Purpose: : Diabetic retinopathy (DR) is the most common form of diabetic vascular complications, and the leading cause of severe vision loss in people under age of sixty. Increasing evidence indicates that the renin-angiotensin-system (RAS) in the eye plays a significant local role in retinal vascular dysfunction in DR. This coupled with our previous observations that overexpression of angiotensin converting enzyme 2 (ACE2), a recently discovered member of RAS converting Ang II to Ang 1-7, produce beneficial effects on hypertension-induced cardiovascular remodeling, we hypothesize that overexpression of this enzyme would prevent DR. Our objective in this study was to test this hypothesis and identify underlying mechanisms.
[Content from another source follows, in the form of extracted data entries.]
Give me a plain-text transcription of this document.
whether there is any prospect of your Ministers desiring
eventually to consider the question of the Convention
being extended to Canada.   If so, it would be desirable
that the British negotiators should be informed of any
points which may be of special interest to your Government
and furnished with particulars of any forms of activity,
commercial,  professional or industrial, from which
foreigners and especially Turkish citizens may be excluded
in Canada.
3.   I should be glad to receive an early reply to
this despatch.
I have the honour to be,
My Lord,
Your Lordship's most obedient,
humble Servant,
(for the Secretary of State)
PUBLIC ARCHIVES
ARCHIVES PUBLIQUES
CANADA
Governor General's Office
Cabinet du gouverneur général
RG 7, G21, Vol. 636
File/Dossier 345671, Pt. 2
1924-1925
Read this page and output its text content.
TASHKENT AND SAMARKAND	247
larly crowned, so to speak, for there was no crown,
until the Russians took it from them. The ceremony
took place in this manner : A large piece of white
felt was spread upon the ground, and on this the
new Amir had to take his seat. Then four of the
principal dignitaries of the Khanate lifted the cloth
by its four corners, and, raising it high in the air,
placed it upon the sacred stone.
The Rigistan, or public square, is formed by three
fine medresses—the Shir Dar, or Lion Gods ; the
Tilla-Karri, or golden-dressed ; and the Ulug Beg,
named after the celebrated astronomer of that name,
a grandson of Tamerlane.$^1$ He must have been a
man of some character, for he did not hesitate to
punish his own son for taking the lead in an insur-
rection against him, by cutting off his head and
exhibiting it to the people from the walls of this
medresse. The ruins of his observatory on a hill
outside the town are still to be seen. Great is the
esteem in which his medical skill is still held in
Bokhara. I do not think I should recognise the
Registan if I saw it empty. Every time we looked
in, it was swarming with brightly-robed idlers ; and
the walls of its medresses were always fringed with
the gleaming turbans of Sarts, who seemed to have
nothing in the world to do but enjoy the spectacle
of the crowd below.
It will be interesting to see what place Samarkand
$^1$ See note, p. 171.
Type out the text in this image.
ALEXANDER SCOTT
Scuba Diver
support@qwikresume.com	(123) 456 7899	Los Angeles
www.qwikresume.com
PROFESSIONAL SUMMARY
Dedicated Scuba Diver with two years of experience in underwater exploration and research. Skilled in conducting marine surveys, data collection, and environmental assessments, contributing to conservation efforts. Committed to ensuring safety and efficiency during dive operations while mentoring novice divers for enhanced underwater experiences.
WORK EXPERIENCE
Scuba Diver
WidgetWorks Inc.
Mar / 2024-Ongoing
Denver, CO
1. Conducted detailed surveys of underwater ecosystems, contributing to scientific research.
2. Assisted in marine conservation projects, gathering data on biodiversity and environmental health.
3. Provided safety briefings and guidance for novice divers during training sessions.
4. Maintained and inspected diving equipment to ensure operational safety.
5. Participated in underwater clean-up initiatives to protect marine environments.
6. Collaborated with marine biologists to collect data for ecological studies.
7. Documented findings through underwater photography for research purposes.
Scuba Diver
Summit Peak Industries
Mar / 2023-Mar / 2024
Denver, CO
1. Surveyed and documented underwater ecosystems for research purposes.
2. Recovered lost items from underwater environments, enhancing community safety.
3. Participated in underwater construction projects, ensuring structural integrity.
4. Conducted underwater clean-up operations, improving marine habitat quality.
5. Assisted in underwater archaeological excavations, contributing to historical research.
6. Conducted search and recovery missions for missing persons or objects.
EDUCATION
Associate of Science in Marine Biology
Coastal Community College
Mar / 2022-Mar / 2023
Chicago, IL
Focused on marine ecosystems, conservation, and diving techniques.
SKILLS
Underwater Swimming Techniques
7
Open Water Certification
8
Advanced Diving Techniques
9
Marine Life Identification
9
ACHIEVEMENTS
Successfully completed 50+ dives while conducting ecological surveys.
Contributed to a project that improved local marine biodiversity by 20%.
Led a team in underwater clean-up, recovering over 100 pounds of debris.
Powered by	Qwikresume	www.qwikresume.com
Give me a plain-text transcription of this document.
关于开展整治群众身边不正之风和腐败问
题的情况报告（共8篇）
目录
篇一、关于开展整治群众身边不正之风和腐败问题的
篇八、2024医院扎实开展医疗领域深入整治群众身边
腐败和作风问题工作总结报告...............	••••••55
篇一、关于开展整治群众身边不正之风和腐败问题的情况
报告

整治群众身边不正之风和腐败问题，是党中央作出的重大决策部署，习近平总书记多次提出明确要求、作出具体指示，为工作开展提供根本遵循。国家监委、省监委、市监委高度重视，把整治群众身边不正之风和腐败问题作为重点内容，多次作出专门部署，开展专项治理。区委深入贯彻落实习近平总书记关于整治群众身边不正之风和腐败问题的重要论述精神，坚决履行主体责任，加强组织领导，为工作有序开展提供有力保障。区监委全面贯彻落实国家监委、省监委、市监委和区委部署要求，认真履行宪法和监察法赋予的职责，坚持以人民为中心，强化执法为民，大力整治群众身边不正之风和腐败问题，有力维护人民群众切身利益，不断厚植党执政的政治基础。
Methods: : A secreted form of human ACE2 gene was cloned into an AAV vector under the control of the CMV promoter and packaged into viral particles. The vector (hsACE2-AAV2) was injected into intravitreal cavity of the eye of streptozocin (STZ) induced diabetic mice. The other eye served as a control. The progression of the retinopathy was followed by fluorescein antiography, retinal vasculature was evaluated by albumin extravasations to quantitatively measure the vascular permeability, fluorescein-isothiocyanate (FITC) conjugated concanavalin A lectin (ConA) perfusion to quantify the adhesive leukocytes and the pericyte/endothelial cell loss was evaluated by trypsin-digested retinal vascular preparation. Cytokine expression profiles and NOS enzymes were examined by real-time PCR, ELISA, and western blotting.

Results: : hsACE2-AAV2 treatment resulted in a significant reduction in retinal vascular permeability, and > 40% attenuation of pericyte/endothelial cell loss. In addition, there was a significant protection from DR induced abnormalities of overall vascular structure. Treated eyes also showed significant reduction of VEGF, TNF, MCP-1 levels, and iNOS activation.

Conclusions: : Our data demonstrate that increased expression of ACE2 by hACE2-AAV2 gene transfer protects retinal vasculature from dysfunction caused by STZ-induced diabetes. The protective role of ACE2 overexpression is likely mediated by blocking the inflammatory responses and iNOS activation, leading to reduced oxidative stress induced by hyperglycemia. Thus ACE2 gene therapy is extremely encouraging for the treatment of DR and other diabetic complications.